Dutch brewer swallowed the Tiger Beer brand owner for S8bn ($6.53bn) on November 15, and has since worked to integrate the firm, which it first established as a JV with Fraser & Neave in 1931.
Jean-François van Boxmeer, Heineken CEO, said in October that the key rationale for the APB takeover was direct access to two of the world’s fastest-growing beer regions: Southeast Asia and the Pacific Islands and China.
APB’s annual report released yesterday shows full-year 2012 revenues of S$3.35bn (+ circa. 11%) and net profit of S$366.2m (+7%), with CEO Roland Pirmez hailing the company’s “stellar results”.
High-profile resignations ‘personal decisions'
But the recent resignation of top executives – including Christopher Kidd, regional director for Indo-China; Leslie Buckley, regional director for Southeast Asia/Oceania; Loy Juat Boey, group finance director – surprised industry insiders.
Today Singapore-based news outlet Today Online quoted an unnamed ‘ex insider’ from APB, to the extent that there was some unhappiness within the firm regarding Heineken’s management style to date.
Claiming that reporting lines now stretched back to Heineken’s headquarters in Amsterdam, he told the paper that APB appeared to have lost its “independence and creativity”.
However, a Heineken spokesman strongly denied that this was the case, and told BeverageDaily.com this morning that the resignations were “personal decisions”.
“The business is going well, as reflected as well in the full-year figures from APB, and we have full confidence in the leadership team," he said.
“One mistake in the article relates to the change in reporting lines. We have not made any changes, the whole APB leadership team reports to the CEO of APB in Singapore, as they did in the past.
“So we have no fears regarding a lack of creativity or anything else.”
But how damaging was the loss of several experienced and high-profile staff to Heineken? “This is always regrettable, but was the decision of these colleagues, and we value and appreciate their work growing and building APB over the years," the spokesman said.
But he added that two of the new appointees - Bennett Neo, who will assume Chhabra’s role, and new chief financial officer Kenneth Choo - had a deep-seated knowledge of APB acquired over many years.
Heineken has 'good grasp of operations'
Asked whether Singapore-based analysis firm SIAS Research had heard any whispers of unrest within APB, lead analyst Ng Kian Teck told BeverageDaily.com: “On the leadership side it is very hard for me to comment, on the departure of specific people.
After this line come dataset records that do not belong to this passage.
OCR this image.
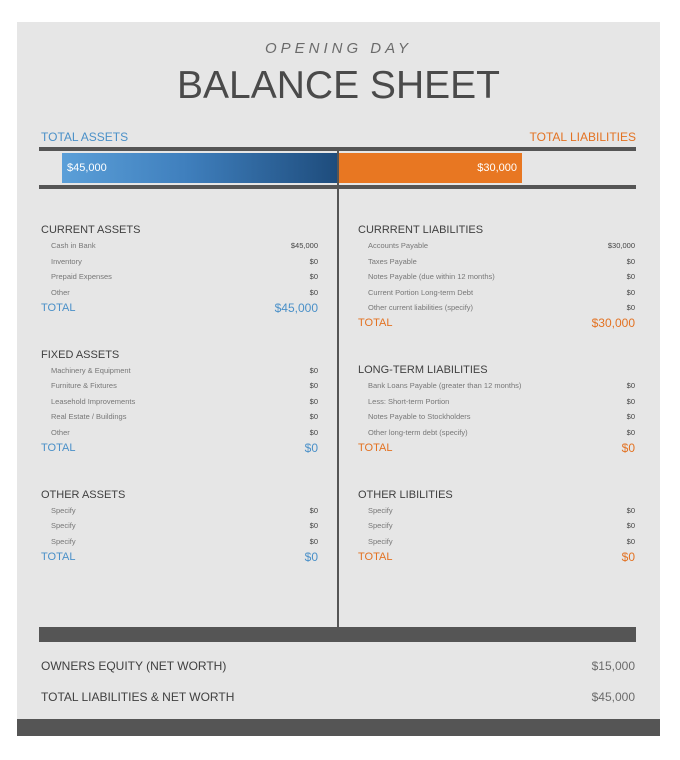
OPENING DAY
BALANCE SHEET
TOTAL ASSETS	TOTAL LIABILITIES
$45,000	$30,000
CURRENT ASSETS
Cash in Bank	$45,000
Inventory	$0
Prepaid Expenses	$0
Other	$0
TOTAL	$45,000
FIXED ASSETS
Machinery & Equipment	$0
Furniture & Fixtures	$0
Leasehold Improvements	$0
Real Estate / Buildings	$0
Other	$0
TOTAL	$0
OTHER ASSETS
Specify	$0
Specify	$0
Specify	$0
TOTAL	$0
CURRRENT LIABILITIES
Accounts Payable	$30,000
Taxes Payable	$0
Notes Payable (due within 12 months)	$0
Current Portion Long-term Debt	$0
Other current liabilities (specify)	$0
TOTAL	$30,000
LONG-TERM LIABILITIES
Bank Loans Payable (greater than 12 months)	$0
Less: Short-term Portion	$0
Notes Payable to Stockholders	$0
Other long-term debt (specify)	$0
TOTAL	$0
OTHER LIBILITIES
Specify	$0
Specify	$0
Specify	$0
TOTAL	$0
OWNERS EQUITY (NET WORTH)	$15,000
TOTAL LIABILITIES & NET WORTH	$45,000
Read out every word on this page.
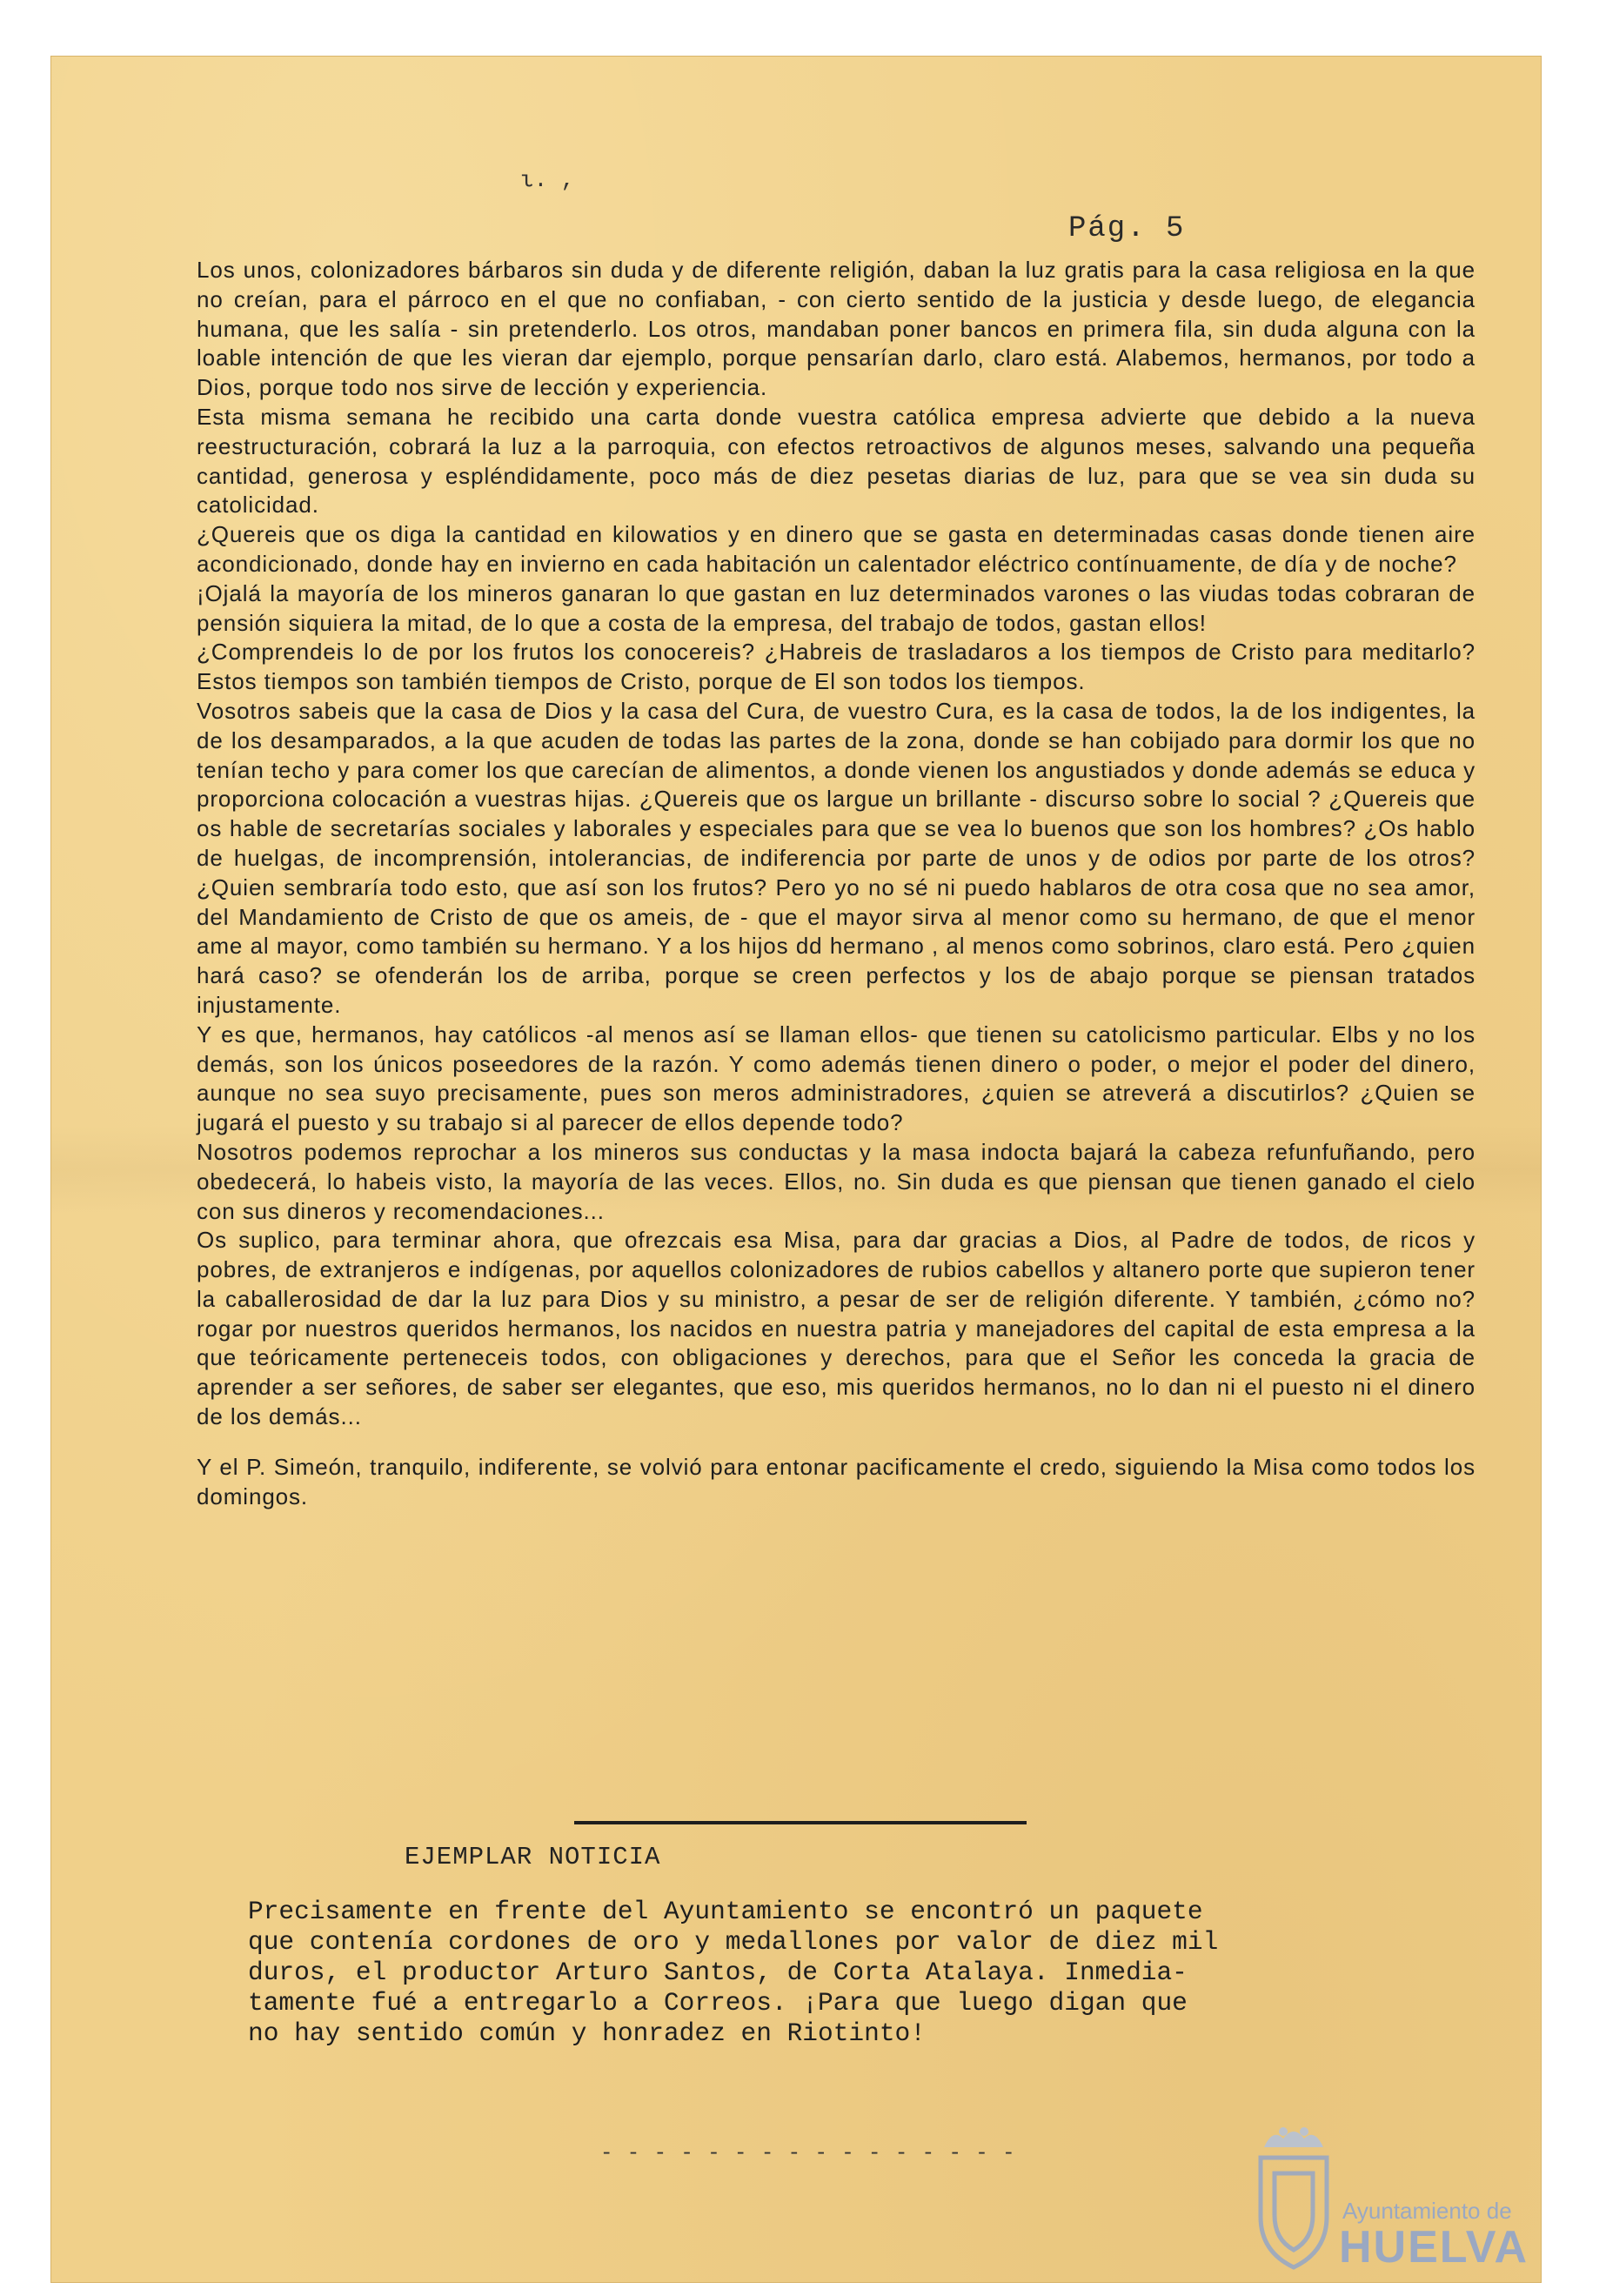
ι. ,
Pág. 5

Los unos, colonizadores bárbaros sin duda y de diferente religión, daban la luz gratis para la casa religiosa en la que no creían, para el párroco en el que no confiaban, - con cierto sentido de la justicia y desde luego, de elegancia humana, que les salía - sin pretenderlo. Los otros, mandaban poner bancos en primera fila, sin duda alguna con la loable intención de que les vieran dar ejemplo, porque pensarían darlo, claro está. Alabemos, hermanos, por todo a Dios, porque todo nos sirve de lección y experiencia.

Esta misma semana he recibido una carta donde vuestra católica empresa advierte que debido a la nueva reestructuración, cobrará la luz a la parroquia, con efectos retroactivos de algunos meses, salvando una pequeña cantidad, generosa y espléndidamente, poco más de diez pesetas diarias de luz, para que se vea sin duda su catolicidad.

¿Quereis que os diga la cantidad en kilowatios y en dinero que se gasta en determinadas casas donde tienen aire acondicionado, donde hay en invierno en cada habitación un calentador eléctrico contínuamente, de día y de noche?

¡Ojalá la mayoría de los mineros ganaran lo que gastan en luz determinados varones o las viudas todas cobraran de pensión siquiera la mitad, de lo que a costa de la empresa, del trabajo de todos, gastan ellos!

¿Comprendeis lo de por los frutos los conocereis? ¿Habreis de trasladaros a los tiempos de Cristo para meditarlo? Estos tiempos son también tiempos de Cristo, porque de El son todos los tiempos.

Vosotros sabeis que la casa de Dios y la casa del Cura, de vuestro Cura, es la casa de todos, la de los indigentes, la de los desamparados, a la que acuden de todas las partes de la zona, donde se han cobijado para dormir los que no tenían techo y para comer los que carecían de alimentos, a donde vienen los angustiados y donde además se educa y proporciona colocación a vuestras hijas. ¿Quereis que os largue un brillante - discurso sobre lo social ? ¿Quereis que os hable de secretarías sociales y laborales y especiales para que se vea lo buenos que son los hombres? ¿Os hablo de huelgas, de incomprensión, intolerancias, de indiferencia por parte de unos y de odios por parte de los otros? ¿Quien sembraría todo esto, que así son los frutos? Pero yo no sé ni puedo hablaros de otra cosa que no sea amor, del Mandamiento de Cristo de que os ameis, de - que el mayor sirva al menor como su hermano, de que el menor ame al mayor, como también su hermano. Y a los hijos dd hermano , al menos como sobrinos, claro está. Pero ¿quien hará caso? se ofenderán los de arriba, porque se creen perfectos y los de abajo porque se piensan tratados injustamente.

Y es que, hermanos, hay católicos -al menos así se llaman ellos- que tienen su catolicismo particular. Elbs y no los demás, son los únicos poseedores de la razón. Y como además tienen dinero o poder, o mejor el poder del dinero, aunque no sea suyo precisamente, pues son meros administradores, ¿quien se atreverá a discutirlos? ¿Quien se jugará el puesto y su trabajo si al parecer de ellos depende todo?

Nosotros podemos reprochar a los mineros sus conductas y la masa indocta bajará la cabeza refunfuñando, pero obedecerá, lo habeis visto, la mayoría de las veces. Ellos, no. Sin duda es que piensan que tienen ganado el cielo con sus dineros y recomendaciones...

Os suplico, para terminar ahora, que ofrezcais esa Misa, para dar gracias a Dios, al Padre de todos, de ricos y pobres, de extranjeros e indígenas, por aquellos colonizadores de rubios cabellos y altanero porte que supieron tener la caballerosidad de dar la luz para Dios y su ministro, a pesar de ser de religión diferente. Y también, ¿cómo no? rogar por nuestros queridos hermanos, los nacidos en nuestra patria y manejadores del capital de esta empresa a la que teóricamente perteneceis todos, con obligaciones y derechos, para que el Señor les conceda la gracia de aprender a ser señores, de saber ser elegantes, que eso, mis queridos hermanos, no lo dan ni el puesto ni el dinero de los demás...

Y el P. Simeón, tranquilo, indiferente, se volvió para entonar pacificamente el credo, siguiendo la Misa como todos los domingos.

EJEMPLAR NOTICIA

Precisamente en frente del Ayuntamiento se encontró un paquete
que contenía cordones de oro y medallones por valor de diez mil
duros, el productor Arturo Santos, de Corta Atalaya. Inmedia-
tamente fué a entregarlo a Correos. ¡Para que luego digan que
no hay sentido común y honradez en Riotinto!

- - - - - - - - - - - - - - - -
Ayuntamiento de
HUELVA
“But it’s not surprising to see some changes in the management structure, and if some personnel are unhappy, then they leave. This is quite possible.”
With a takeover of this kind, the buying company normally wanted to keep the current management team in place, Kian Teck added.
“But with APB things are very different, because Heineken in The Netherlands also has a good grasp of operations there, so it is possible for them to employ their own people,” he said.
The Heineken spokesman dismissed as “pure speculation”, Today Online’s claims that it plans to vacate its current office suite in Novena Square, Singapore, to move into APB’s headquarters at Alexandra Point, or to the latter’s brewery at Tuas.